Media Continue to Defend Airing Shooter Video
Jon Klein of CNN said, "Information these days is like steam. It escapes through the tiniest cracks. The notion that any piece of information ever can be sealed away, I think, is a relic of the past."
So the mainstream media needs to contribute to the coarsening of our culture and encouraging copycats by making a murderer's dreams come true?
Things may leak out onto the Internet, but there's no reason for the networks to make a murderer's "manifesto" instantly available to millions of people.
Steve Capus of NBC said, "I did not want to do anything to cause greater pain. We worked as journalists to present the matter in the proper light, and I think we did."
There seems to be an oxymoron there. Capus claims not to have wanted to cause the bereaved greater pain, yet he deliberately did that very thing, presenting "the matter in the proper light," whatever that might be. Meanwhile, his network scored a huge ratings victory.
Capus put being "first" and making money over ethics, common sense, and compassion. There's no other way around it.
As the L.A. Times quotes a comment left at MSNBC, "What is the standard? Will we next be seeing beheadings and full-length terrorist propaganda films?"
An apt question. NBC has been justifying airing the video by claiming they cannot withhold "news" about the case. So how could they withhold terrorist propaganda in future? The murderer's video and photos are no different from any terrorist's video.

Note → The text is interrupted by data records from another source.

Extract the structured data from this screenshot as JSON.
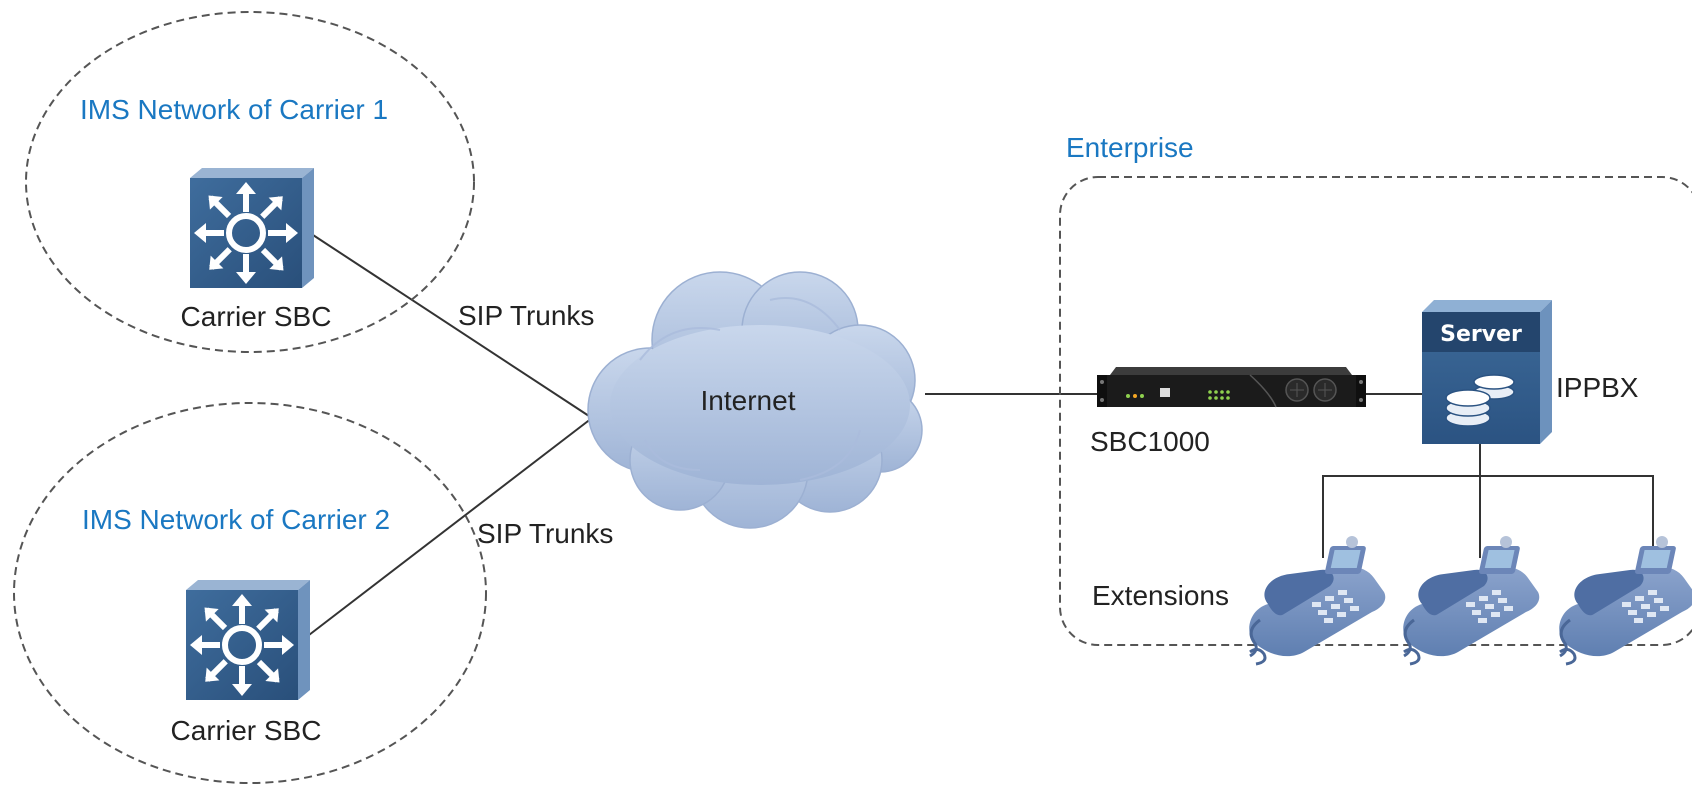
{
  "carrier1": {
    "zone_label": "IMS Network of Carrier 1",
    "sbc_label": "Carrier SBC",
    "link_label": "SIP Trunks"
  },
  "carrier2": {
    "zone_label": "IMS Network of Carrier 2",
    "sbc_label": "Carrier SBC",
    "link_label": "SIP Trunks"
  },
  "internet": {
    "label": "Internet"
  },
  "enterprise": {
    "zone_label": "Enterprise",
    "sbc_label": "SBC1000",
    "server_word": "Server",
    "ippbx_label": "IPPBX",
    "extensions_label": "Extensions"
  },
  "colors": {
    "zone_label": "#1a78c2",
    "text": "#222222",
    "device_blue": "#35608f",
    "cloud": "#b7c8e2"
  },
  "icons": [
    "router-icon",
    "cloud-icon",
    "sbc-appliance-icon",
    "server-icon",
    "phone-icon"
  ]
}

A victim's father asks: "I want to issue a direct personal plea, to all the major media. For the love of God and our children, stop broadcasting those images and those words. Choose to focus on life and the love and the light that our children brought into the world and not on the darkness and the madness and the death."
Previous posts on this topic: April 18th and 19th.
Update: A round-up of quotes about NBC's decision by Hugh Hewitt.
A forensic psychiatrist was quoted on ABC yesterday as saying NBC's decision was a "social catastrophe."